То есть я понимаю, что Бога никакого нет, а это все такой психологический эффект — помолился и вроде полегче стало. А может, и есть какой-нибудь энергетический сгусток в космосе. Сам ты сгусток. Вот мне сейчас ни фига легче не стало. Так потому что неправильно молюсь. Достоинство какое-то. Ты мне, я тебе. Дискуссия. Переговоры. «Торговцев из храма гоните». «Я в торги не вступаю». Господи, умоляю, прости меня. Я грешник, черт, тьфу, прости меня, Господи. Мне кабздец. Сделай что-нибудь, господи. Пусть все, что угодно, тысячу раз «Отче наш», или в монастырь, или даже в ад, только бы Сека сегодня не пришел.
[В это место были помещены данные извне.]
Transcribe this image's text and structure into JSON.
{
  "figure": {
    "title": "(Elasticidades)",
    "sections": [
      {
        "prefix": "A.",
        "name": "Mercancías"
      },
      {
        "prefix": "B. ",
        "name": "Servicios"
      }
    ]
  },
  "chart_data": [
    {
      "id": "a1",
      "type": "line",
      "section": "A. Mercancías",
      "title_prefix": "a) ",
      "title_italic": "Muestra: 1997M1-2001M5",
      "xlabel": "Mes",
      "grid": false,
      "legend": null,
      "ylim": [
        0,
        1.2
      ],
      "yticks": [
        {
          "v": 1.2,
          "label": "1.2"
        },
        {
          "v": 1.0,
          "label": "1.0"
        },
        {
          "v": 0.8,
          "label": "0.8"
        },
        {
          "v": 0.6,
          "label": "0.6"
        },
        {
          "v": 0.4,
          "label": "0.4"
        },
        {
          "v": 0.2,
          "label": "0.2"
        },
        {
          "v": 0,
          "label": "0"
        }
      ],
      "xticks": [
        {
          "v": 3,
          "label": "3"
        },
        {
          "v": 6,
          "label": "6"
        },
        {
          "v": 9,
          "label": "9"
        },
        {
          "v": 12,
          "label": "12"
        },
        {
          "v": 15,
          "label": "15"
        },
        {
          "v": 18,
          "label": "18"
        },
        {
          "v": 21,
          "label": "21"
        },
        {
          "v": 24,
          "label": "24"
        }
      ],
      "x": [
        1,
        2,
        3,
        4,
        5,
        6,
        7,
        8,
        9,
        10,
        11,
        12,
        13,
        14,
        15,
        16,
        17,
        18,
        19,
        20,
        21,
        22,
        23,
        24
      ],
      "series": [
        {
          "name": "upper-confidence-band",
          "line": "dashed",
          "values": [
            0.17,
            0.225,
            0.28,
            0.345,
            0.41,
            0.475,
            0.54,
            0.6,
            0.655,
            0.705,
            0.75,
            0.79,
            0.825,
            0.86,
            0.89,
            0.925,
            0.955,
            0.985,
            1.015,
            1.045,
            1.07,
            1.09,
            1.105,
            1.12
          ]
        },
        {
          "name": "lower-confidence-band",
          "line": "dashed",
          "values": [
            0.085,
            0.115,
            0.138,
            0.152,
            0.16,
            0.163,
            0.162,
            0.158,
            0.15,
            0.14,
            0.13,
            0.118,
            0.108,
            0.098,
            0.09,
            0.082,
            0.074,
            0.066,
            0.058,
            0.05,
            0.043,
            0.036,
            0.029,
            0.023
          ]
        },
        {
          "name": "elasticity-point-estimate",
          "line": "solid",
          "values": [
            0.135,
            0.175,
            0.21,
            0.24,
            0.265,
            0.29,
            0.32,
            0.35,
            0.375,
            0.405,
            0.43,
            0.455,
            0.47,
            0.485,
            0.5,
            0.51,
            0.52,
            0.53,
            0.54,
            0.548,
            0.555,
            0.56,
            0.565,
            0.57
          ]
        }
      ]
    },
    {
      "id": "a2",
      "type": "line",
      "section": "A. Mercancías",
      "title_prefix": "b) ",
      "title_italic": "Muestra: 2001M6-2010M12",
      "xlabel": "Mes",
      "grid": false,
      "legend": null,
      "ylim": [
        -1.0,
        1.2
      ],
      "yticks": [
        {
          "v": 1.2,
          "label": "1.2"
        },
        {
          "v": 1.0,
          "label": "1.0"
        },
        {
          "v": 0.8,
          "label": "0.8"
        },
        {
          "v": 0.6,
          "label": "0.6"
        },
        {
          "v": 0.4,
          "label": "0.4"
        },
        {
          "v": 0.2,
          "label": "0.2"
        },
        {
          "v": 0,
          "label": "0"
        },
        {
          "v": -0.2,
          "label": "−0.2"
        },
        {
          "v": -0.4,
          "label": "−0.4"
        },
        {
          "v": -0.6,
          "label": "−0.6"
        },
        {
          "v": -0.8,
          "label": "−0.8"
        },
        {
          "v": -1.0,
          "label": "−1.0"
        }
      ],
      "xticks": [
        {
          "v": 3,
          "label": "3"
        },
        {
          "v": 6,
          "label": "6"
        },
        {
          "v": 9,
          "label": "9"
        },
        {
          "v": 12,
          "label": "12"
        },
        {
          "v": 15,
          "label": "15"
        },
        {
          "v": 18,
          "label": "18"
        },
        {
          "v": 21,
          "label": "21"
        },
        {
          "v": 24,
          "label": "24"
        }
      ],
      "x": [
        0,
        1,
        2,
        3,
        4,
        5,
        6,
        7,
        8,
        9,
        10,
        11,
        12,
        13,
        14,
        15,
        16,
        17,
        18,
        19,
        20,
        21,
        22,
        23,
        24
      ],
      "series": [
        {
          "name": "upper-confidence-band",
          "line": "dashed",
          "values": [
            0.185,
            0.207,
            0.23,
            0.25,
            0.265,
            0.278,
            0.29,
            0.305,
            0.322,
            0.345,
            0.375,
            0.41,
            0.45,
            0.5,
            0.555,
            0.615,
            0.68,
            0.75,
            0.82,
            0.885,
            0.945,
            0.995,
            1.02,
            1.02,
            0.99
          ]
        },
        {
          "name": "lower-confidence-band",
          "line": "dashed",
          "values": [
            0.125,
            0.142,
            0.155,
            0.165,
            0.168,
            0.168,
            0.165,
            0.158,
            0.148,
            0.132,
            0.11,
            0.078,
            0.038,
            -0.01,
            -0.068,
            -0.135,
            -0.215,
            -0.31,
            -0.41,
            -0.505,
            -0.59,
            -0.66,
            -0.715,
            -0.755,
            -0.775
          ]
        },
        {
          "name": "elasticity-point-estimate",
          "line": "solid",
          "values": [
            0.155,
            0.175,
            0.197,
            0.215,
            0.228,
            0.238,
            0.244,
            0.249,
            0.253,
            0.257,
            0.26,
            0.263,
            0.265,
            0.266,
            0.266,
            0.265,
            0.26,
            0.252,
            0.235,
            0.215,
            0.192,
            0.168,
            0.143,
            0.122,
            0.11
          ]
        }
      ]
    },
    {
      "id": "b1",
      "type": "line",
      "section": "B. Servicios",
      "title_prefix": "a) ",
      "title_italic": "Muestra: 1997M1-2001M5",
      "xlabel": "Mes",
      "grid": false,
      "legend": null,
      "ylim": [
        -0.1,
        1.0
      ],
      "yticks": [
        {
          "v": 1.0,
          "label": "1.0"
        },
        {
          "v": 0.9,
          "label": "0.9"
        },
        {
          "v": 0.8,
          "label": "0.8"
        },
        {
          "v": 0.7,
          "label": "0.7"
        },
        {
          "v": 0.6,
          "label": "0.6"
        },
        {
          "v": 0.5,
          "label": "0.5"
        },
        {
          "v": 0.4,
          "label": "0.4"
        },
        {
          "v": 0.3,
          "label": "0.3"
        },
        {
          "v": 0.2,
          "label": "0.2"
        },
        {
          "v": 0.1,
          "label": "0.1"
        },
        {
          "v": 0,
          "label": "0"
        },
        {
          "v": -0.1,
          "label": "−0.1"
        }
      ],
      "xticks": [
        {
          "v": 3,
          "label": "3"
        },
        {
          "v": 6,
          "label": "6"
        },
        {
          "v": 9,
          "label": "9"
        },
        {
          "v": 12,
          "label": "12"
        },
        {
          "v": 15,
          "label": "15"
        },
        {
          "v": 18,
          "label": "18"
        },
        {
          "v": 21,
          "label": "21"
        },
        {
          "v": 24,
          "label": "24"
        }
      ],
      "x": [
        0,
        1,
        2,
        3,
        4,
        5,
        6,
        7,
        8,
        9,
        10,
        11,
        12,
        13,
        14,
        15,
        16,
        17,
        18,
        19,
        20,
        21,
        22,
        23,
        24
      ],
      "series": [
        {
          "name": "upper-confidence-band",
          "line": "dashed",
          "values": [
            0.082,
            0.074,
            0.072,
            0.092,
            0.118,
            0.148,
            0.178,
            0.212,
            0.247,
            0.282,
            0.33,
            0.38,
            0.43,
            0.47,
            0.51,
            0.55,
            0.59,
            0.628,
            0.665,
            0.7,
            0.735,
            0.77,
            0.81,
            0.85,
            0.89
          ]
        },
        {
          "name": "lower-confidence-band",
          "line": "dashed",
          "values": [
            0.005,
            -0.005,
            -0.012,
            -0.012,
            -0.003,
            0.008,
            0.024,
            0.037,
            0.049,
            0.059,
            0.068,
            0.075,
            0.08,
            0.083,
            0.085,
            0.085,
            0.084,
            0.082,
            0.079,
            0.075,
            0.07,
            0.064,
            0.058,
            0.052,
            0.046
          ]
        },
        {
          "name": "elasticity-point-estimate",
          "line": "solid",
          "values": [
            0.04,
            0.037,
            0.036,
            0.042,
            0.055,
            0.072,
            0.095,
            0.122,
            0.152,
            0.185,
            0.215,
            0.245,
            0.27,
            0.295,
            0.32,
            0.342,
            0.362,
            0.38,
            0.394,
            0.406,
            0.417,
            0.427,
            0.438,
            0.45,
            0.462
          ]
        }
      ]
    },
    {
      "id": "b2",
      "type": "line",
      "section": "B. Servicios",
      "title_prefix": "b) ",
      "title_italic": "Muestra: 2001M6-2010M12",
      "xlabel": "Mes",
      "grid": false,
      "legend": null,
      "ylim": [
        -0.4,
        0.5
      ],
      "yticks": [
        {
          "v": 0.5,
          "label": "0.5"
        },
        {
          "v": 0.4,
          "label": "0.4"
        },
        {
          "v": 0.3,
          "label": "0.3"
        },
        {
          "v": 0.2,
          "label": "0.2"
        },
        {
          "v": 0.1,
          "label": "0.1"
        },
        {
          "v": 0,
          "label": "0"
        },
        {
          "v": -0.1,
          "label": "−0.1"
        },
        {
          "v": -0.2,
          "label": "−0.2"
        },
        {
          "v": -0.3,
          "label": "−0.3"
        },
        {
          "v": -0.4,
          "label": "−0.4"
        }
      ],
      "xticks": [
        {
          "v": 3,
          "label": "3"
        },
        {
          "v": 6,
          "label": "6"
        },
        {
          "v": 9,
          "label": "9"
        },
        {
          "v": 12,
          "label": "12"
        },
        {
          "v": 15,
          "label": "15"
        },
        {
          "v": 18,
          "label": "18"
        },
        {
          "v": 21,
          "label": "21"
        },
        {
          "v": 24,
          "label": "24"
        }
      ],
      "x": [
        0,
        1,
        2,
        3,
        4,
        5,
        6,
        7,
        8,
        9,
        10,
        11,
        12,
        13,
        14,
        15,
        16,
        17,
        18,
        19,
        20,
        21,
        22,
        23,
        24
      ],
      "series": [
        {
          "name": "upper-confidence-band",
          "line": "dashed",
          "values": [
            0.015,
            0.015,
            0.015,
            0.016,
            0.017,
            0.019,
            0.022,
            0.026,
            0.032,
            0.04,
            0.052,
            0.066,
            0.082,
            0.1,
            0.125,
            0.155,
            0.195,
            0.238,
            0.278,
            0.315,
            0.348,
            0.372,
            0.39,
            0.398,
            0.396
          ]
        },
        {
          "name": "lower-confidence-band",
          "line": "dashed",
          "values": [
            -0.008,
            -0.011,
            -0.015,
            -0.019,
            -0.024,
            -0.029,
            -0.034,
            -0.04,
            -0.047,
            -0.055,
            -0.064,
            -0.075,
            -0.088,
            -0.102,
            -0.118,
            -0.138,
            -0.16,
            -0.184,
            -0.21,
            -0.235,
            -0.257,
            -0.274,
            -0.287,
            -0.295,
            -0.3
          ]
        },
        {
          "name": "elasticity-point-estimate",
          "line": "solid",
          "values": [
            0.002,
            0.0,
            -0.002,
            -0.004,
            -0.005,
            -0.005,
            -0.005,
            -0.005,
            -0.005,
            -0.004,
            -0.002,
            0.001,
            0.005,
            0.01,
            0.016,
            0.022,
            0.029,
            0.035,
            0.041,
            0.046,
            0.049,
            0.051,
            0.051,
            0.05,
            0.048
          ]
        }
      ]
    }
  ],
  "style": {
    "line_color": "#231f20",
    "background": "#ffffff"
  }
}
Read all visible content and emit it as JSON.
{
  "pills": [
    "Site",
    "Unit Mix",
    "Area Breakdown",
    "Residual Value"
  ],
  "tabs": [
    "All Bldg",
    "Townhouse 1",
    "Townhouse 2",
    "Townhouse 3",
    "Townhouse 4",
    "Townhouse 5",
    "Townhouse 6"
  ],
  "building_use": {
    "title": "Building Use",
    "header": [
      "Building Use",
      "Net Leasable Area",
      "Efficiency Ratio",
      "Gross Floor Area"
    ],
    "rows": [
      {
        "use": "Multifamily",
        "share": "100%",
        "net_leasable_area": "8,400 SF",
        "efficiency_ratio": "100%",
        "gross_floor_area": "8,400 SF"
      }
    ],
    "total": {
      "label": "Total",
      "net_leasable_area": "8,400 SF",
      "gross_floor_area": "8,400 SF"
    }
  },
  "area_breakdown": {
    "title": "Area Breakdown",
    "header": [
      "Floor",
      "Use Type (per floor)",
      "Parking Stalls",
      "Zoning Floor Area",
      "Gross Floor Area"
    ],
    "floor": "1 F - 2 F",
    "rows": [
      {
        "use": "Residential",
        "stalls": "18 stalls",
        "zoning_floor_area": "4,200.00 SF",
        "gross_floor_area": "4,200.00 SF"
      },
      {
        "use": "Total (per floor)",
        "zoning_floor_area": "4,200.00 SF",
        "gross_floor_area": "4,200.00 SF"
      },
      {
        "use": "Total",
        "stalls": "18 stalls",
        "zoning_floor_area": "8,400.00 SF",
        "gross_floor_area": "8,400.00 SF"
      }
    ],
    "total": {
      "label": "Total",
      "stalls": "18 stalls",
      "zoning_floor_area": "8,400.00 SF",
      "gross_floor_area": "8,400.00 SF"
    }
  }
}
Только бы Сека…

СЕКА. У меня в школе один пацан тоже был Дюша. Только тот толстый был, когда дрались, весом задавливал. А этот тощий как глиста. Вот черт его знает, сможет он Маронова достать или нет? Маронов, говорят, и в институте не появляется уже неделю. Вот чего прятаться, если уже проиграл? Не надо было садиться, если не умеешь. А Виталя говорит, еще три дня жду и продаю свой моцик местноте. Я ему — вот сколько они тебе за него дадут? Двадцать? Тридцать? Это не «Минск» и не «Урал» и даже не «Днепр» с коляской, это же «Хонда». Лучшая техника в мире. Я же уже даже с комендахой договорился за две штуки, она ключи от подсобки даст. Не в комнате же его хранить, каждый вечер по лестнице переть наверх на пятый этаж, как Виталя. А летом по деревне милое дело. Приеду, все наши офигеют… Если один на один, этот Дюша вроде повыше Маронова. Может и справится. А может и нет. Да, наш Дюша бы лучше подошел. Он бы его весом задавил.